Conjoncture – La guerre en Iran a déjà des répercussions majeures sur l’économie agricole, avec la flambée du prix des carburants, des intrants chimiques ou minéraux pour les cultures, ou des matières premières pour l’élevage.
Les ménages français sont également impactés, et dans un premier temps par l’envolée du prix des carburants. D’autres hausses sont à venir surtout si le conflit perdure ou s’aggrave. Les budgets vont de nouveau être contraints et des choix budgétaires seront faits dans les mois à venir.
Les éleveurs français qui profitent enfin de tarifs rémunérateurs ont-ils quelque chose à craindre de cette situation ?
La hausse des intrants va inévitablement alourdir les charges de leurs entreprises. Les problèmes sanitaires ne sont pas tous éteints, même si la situation s’améliore avec la montée en puissance de la vaccination et des rappels. En revanche, le niveau très élevé des prix de la viande entraîne un recul des ventes de viande rouge auprès des ménages (-2,9 % en 2025). Cette baisse est passée inaperçue, au regard de la forte chute de la production, mais les effets commencent à se faire sentir de façon plus précise chez nos voisins italiens ou allemands où les tarifs de la viande ont commencé à baisser. Les consommateurs se tournent vers des alternatives moins chères comme le poulet ou le porc. Les distributeurs observent également une descente en gamme, avec un fort recul des ventes de pièces nobles au profit des viandes transformées, avec des alternatives contenant des ingrédients végétaux pour réduire le prix (haché de bœuf avec 70 % de viande). Cette orientation fait également partie d’une modification durable des habitudes alimentaires. Les consommateurs qui se disaient prêts à consommer moins, mais de la qualité revoient leurs positions.
Les industriels seront également impactés par la hausse des coûts de transport et de fonctionnement, mais le plus préoccupant reste d’un côté les volumes nécessaires pour écraser ces charges, et le prix de la viande qui n’a cessé de progresser depuis un an et demi. De nombreuses hausses ont été répercutées dans la douleur au secteur de la distribution, mais l’exercice ne peut durer, au risque de faire fuir les consommateurs, comme cela s’est passé pour les ovins après l’euphorie des prix de Pâques, l’an dernier.
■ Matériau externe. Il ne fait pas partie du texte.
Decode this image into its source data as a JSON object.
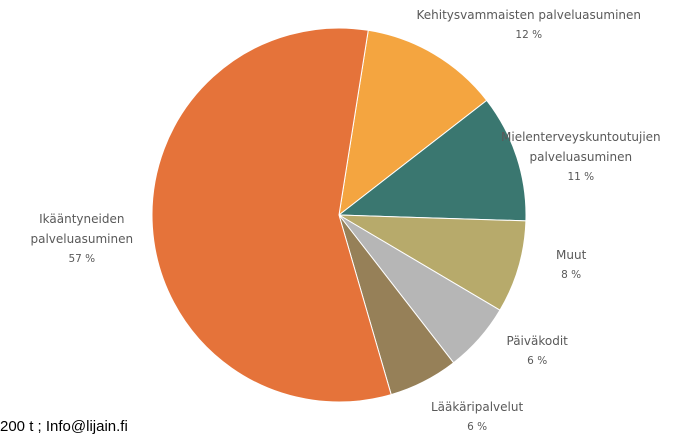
{
  "chart_data": {
    "type": "pie",
    "title": "",
    "slices": [
      {
        "label": "Kehitysvammaisten palveluasuminen",
        "lines": [
          "Kehitysvammaisten palveluasuminen"
        ],
        "value": 12,
        "value_label": "12 %",
        "color": "#f4a540"
      },
      {
        "label": "Mielenterveyskuntoutujien palveluasuminen",
        "lines": [
          "Mielenterveyskuntoutujien",
          "palveluasuminen"
        ],
        "value": 11,
        "value_label": "11 %",
        "color": "#3a7770"
      },
      {
        "label": "Muut",
        "lines": [
          "Muut"
        ],
        "value": 8,
        "value_label": "8 %",
        "color": "#b7aa6b"
      },
      {
        "label": "Päiväkodit",
        "lines": [
          "Päiväkodit"
        ],
        "value": 6,
        "value_label": "6 %",
        "color": "#b6b6b6"
      },
      {
        "label": "Lääkäripalvelut",
        "lines": [
          "Lääkäripalvelut"
        ],
        "value": 6,
        "value_label": "6 %",
        "color": "#968058"
      },
      {
        "label": "Ikääntyneiden palveluasuminen",
        "lines": [
          "Ikääntyneiden",
          "palveluasuminen"
        ],
        "value": 57,
        "value_label": "57 %",
        "color": "#e5733a"
      }
    ]
  },
  "footer": {
    "text": "200 t ; Info@lijain.fi"
  }
}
La ferme France continue de décapitaliser, ce qui n’est pas une bonne nouvelle en soi, mais cela accompagne le recul de la consommation, et permet de tenir les niveaux de prix élevés. L’épisode de FCO a encore de lourdes répercussions, avec une baisse de la production, mais également de gros décalage dans les vêlages, donc des sorties. À la veille de la mise à l’herbe, de nombreuses vaches n’ont pas encore vêlé, ce qui est préoccupant dans le secteur allaitant. Pour les laitiers, c’est le prix du lait qui aujourd’hui préoccupe les éleveurs, car le prix de la viande reste soutenu. Les industriels ont besoin de minerai et ne peuvent se passer des réformes laitières, malgré l’inflation persistante.
Les Français aiment la viande rouge, mais ce produit noble porte trop souvent un fardeau qui n’est pas le sien. Même si elle émet des gaz à effet de serre, la production bovine française ne peut sauver la planète à elle seule. L’activité humaine comme le numérique génère 4 % des gaz à effet de serre. Si internet et les data centers étaient un pays, ils seraient le 3e plus gros consommateur d’énergie après la Chine et les États-Unis. Cependant, il est plus facile de cibler les vaches que nos propres comportements.